Gözlerine bakınca her zamanki sevgiyi görünce kendi kendime olayları büyüttüğümü söyledim.
- Şu kavanozu açabilir misin?
Elimden aldığı kavanozu anında açtı.
- Başka bir şey?
Başımı salladım. Yemekleri tabaklara koyarken tekrar mutfağa geldi. Buzdolabından birasını aldı.
- Nerede yiyelim?
- Burası iyi.
Mutfaktaki küçük masaya tabakları yerleştirdim.
Salata için döndüğüm sırada bana sarıldı. Güldüm.
- Pek sırası değil.
Yine de bırakmadı.
- Arslan?
- Hmmm?
- Bu sessizliğinin nedeni ne?
Yine merakıma engel olamamıştım.
- Hiiiç.
- Emin misin?
Başını salladı.
- Bir şey olsa bana söylersin değil mi?
-Elbette.
Yanağımdan öptü ve masaya geçti.
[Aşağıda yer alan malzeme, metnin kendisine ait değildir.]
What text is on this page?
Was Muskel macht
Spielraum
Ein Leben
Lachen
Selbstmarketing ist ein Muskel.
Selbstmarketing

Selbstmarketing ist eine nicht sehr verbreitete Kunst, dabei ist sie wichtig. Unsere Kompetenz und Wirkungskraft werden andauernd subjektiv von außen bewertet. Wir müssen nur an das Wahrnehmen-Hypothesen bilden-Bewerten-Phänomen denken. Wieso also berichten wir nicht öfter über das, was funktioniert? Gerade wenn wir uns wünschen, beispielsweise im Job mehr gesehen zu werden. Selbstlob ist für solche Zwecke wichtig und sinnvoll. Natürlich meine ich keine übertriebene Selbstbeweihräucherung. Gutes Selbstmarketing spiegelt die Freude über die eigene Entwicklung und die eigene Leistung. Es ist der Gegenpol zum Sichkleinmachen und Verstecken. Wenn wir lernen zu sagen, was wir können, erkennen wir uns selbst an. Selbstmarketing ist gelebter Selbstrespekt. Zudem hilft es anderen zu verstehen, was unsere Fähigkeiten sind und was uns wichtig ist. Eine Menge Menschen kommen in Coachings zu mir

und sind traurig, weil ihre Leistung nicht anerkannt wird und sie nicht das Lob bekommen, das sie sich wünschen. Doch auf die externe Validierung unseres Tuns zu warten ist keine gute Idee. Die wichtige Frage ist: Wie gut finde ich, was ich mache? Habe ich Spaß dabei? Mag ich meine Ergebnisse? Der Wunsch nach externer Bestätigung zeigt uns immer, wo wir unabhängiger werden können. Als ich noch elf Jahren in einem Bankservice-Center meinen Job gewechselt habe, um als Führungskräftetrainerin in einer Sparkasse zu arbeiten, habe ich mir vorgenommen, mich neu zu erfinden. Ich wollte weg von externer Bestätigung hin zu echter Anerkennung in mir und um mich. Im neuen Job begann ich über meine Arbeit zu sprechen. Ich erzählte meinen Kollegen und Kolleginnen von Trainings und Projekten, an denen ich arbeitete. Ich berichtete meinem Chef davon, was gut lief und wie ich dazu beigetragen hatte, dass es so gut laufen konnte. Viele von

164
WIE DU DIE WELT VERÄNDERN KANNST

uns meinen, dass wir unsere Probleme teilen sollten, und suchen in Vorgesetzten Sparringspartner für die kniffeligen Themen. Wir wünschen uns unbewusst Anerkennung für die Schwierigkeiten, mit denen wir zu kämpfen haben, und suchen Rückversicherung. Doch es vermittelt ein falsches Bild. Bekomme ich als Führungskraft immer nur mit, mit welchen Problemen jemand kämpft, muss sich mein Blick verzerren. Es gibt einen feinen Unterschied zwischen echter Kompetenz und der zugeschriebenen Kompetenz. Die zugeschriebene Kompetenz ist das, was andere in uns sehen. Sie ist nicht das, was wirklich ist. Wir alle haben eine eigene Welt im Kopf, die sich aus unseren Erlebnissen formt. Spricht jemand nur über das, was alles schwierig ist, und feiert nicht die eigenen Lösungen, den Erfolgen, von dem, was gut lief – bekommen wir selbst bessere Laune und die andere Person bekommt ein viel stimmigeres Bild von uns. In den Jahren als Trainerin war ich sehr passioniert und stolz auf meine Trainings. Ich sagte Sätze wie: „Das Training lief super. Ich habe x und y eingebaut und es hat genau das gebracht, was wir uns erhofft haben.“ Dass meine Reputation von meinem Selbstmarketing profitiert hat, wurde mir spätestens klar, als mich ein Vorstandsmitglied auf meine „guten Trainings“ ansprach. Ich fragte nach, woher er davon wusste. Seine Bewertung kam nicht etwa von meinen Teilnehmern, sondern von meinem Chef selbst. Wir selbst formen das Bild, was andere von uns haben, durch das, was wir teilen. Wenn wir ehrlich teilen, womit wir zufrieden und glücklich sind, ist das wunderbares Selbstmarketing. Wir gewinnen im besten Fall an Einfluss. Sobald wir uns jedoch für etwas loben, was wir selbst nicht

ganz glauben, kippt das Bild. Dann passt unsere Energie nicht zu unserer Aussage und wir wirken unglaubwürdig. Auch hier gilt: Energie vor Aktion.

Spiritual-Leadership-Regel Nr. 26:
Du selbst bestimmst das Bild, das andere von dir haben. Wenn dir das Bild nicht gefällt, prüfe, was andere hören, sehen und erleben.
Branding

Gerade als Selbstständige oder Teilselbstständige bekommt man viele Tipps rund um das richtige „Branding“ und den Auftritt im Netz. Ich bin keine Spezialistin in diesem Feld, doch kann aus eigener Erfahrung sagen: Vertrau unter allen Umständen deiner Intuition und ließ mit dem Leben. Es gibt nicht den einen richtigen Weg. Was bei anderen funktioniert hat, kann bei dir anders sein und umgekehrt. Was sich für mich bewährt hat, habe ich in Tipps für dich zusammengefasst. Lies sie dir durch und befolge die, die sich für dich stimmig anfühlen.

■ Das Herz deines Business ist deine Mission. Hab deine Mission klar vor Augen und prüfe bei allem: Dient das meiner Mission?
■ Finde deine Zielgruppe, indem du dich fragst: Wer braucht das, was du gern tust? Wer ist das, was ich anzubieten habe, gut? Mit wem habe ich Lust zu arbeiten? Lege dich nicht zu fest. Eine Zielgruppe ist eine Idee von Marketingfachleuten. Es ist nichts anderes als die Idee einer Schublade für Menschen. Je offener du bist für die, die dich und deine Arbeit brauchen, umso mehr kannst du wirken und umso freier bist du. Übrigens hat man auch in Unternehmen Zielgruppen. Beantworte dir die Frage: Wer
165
Ben de ona katıldım.
- Yemek çok güzel.
-Sevdin mi?
Başını salladı.
Kahvelerimizi içerken Emre'yi aradım.
- Evet?
- Geliyoruz.
- Güzel. Ne zaman buluşuyoruz?
Arslan'a sordum.
- Bir saate ne dersin?
- Görüşürüz.
Telefonu kapattım.
- Yaprak'lara da haber versek mi?
Sigarasını söndürdü.
- Bilmiyorum.
- Deniz yeter artık. O senin en yakın arkadaşın. Şu sıralar hiç görmeye gittin mi?
Bakışlarımı kaçırdım. Çenemden tuttu.

-Pişman olmanı istemiyorum.

Telefonunu çıkardı.

-Rüzgar?

Son zamanlarda gerçekten de Rüzgar ile çok daha sık konuşuyor ve görüşüyordu.Bunu görenler onu benim değil de Arslan'ın arkadaşı zannederlerdi.